The same was true when his son, Dallas, set the fastest time on the Iditarod’s northern route, the route being run this year.  The younger Seavey went from Willow to Nome in 8 days, 11 hours, 20 minutes, and 16 seconds in 2016. 

Unless Røkke blows up his dog team, something which appears unlikely to happen, he is sure to blow up the younger Seavey’s record even if his hoped-for finish of less than eight days slips out of his grasp at the end.

Whether the Iditarod can be run in under eight days has been the subject of a lot of discussion among mushers over the years, and it’s doubtful that Røkke, whose spent his lifetime immersed in the commercial fishing business, came up with this idea on his own.

Credit there likely goes to Wærner, who has a relationship with Røkke that goes back years. The owner of the Beserker kennels hooked up with Norway’s Aker Biomarine in the late 2010s. Røkke was then the chairman of Aker, which in the early 2020s tried to leverage sled dog racing to promote sales of its QRILL Pet dog food and canine supplements.

At one point, the company actually tried to take over long-distance sled dog racing with the creation of the “Qrill Paw’s Arctic World Series (PAWS), where they have gathered four major dog sled races in the US, Russia and Norway in one World Cup to be covered and communicated to an international audience,” an Adobe-owned “showcase” from early in this decade records.

“The first race, Beargrease in Minnesota, starts on Sunday. Closely followed by Femunden in Norway, VolgaQuest in Russia, (and) where this year’s season ends…(is) with famous dog race Iditarod in Alaska.”

The doggy world series didn’t last long, the global interest in sled-dog racing being small.
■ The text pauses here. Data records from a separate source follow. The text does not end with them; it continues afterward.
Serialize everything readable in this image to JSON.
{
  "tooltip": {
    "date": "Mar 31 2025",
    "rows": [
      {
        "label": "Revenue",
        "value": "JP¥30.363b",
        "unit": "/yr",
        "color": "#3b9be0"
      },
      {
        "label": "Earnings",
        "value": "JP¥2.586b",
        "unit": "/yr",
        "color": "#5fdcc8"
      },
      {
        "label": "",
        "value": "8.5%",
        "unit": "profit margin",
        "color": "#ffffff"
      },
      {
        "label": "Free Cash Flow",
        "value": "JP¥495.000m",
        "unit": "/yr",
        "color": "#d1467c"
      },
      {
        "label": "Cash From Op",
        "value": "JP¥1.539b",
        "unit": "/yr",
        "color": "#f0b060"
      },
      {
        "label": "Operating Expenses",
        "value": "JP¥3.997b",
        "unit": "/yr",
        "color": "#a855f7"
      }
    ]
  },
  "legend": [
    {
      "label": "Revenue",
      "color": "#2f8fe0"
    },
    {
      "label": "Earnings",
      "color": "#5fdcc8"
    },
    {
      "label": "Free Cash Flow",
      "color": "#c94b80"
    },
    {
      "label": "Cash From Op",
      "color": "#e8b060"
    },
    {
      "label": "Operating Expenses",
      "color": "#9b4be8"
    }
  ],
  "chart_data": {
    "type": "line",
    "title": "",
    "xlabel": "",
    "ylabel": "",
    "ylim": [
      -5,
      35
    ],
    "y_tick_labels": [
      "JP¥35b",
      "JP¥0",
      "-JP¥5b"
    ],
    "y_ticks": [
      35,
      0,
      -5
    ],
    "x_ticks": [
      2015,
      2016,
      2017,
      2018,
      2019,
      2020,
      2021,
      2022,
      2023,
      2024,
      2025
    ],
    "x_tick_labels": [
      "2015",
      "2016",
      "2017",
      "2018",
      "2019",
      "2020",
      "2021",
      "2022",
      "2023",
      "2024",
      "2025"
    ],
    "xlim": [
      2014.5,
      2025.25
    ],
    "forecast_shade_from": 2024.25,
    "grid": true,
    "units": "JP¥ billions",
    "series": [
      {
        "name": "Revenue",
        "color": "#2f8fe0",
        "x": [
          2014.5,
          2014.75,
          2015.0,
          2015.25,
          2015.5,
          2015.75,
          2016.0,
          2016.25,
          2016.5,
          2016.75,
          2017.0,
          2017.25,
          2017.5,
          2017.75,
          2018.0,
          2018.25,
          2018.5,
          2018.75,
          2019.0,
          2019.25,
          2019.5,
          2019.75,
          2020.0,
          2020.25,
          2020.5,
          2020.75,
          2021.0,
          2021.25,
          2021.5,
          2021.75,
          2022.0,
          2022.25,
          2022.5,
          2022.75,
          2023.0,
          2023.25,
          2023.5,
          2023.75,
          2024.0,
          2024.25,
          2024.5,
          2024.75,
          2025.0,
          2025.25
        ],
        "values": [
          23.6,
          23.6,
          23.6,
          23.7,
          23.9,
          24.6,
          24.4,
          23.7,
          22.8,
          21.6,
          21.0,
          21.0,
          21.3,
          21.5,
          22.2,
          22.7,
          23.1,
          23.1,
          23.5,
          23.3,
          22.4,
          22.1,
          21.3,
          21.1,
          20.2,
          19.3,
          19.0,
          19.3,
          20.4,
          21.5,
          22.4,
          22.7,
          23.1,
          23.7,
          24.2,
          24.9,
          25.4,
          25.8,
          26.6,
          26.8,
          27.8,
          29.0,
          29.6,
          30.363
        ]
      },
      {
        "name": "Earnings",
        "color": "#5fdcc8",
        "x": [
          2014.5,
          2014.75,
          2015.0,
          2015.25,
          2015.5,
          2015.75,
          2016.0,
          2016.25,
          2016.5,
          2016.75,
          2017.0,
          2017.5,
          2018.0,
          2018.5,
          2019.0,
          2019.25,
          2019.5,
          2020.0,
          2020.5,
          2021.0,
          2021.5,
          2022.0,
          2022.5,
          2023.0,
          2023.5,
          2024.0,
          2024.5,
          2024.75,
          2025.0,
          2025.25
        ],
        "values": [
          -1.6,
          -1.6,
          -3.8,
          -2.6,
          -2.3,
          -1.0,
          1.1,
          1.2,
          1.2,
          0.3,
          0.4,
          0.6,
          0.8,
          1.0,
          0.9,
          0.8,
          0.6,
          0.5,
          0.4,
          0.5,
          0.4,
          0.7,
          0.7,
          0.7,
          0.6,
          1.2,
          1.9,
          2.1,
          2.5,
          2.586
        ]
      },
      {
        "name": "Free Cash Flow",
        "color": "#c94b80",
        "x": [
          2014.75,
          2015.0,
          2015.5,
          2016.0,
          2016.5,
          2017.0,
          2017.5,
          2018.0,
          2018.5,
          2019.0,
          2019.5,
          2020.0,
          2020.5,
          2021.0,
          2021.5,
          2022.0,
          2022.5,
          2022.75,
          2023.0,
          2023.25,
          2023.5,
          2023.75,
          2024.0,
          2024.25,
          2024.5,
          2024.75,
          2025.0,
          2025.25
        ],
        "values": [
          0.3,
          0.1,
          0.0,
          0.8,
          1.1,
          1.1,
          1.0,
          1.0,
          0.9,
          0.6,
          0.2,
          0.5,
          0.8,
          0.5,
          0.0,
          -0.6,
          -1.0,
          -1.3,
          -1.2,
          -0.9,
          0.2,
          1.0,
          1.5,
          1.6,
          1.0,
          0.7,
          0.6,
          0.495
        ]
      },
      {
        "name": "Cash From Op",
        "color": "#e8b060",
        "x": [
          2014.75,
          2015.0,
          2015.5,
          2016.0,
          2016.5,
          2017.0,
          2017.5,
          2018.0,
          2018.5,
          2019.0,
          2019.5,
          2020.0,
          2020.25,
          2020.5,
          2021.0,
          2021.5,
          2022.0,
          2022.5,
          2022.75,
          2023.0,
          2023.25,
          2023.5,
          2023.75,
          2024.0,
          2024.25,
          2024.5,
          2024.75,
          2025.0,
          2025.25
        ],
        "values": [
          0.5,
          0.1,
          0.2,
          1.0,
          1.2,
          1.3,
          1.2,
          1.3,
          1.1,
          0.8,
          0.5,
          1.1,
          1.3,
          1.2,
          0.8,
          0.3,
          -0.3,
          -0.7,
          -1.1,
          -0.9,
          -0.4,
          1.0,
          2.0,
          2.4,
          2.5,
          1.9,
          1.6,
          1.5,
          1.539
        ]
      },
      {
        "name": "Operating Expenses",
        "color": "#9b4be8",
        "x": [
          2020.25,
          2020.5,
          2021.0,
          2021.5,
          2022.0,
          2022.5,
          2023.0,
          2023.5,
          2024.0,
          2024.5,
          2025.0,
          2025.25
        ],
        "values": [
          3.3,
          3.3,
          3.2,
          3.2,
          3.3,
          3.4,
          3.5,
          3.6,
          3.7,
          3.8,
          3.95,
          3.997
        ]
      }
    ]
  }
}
But clearly Røkke’s interest in dogs stuck. The Norwegian, who decamped for Switzerland in 2022 to avoid Norway’s high taxes, was reported to have spent a significant amount of this winter training to run dogs in order to undertake a shot at an eight-day Iditarod.

He suggested to the NewsSource videographer in Unalklkeet that the training was barely enough.

“It’s slightly rougher and tougher than I thought,” he said of his rookie Iditarod run before complaining about bad trail threatening his attempt at a record.

“The trail has been really slow,” he said. “I mean, shitty slow. I mean the dogs have to work like crazy to get the speed.

“(But) tomorrow, we can see the end, and we can see Nome.”

And, from the looks of things now, he should have at least a day to relax and recover there before strolling down to Nome’s Front Street to welcome whoever arrives as the “official” winner of this year’s Iditarod.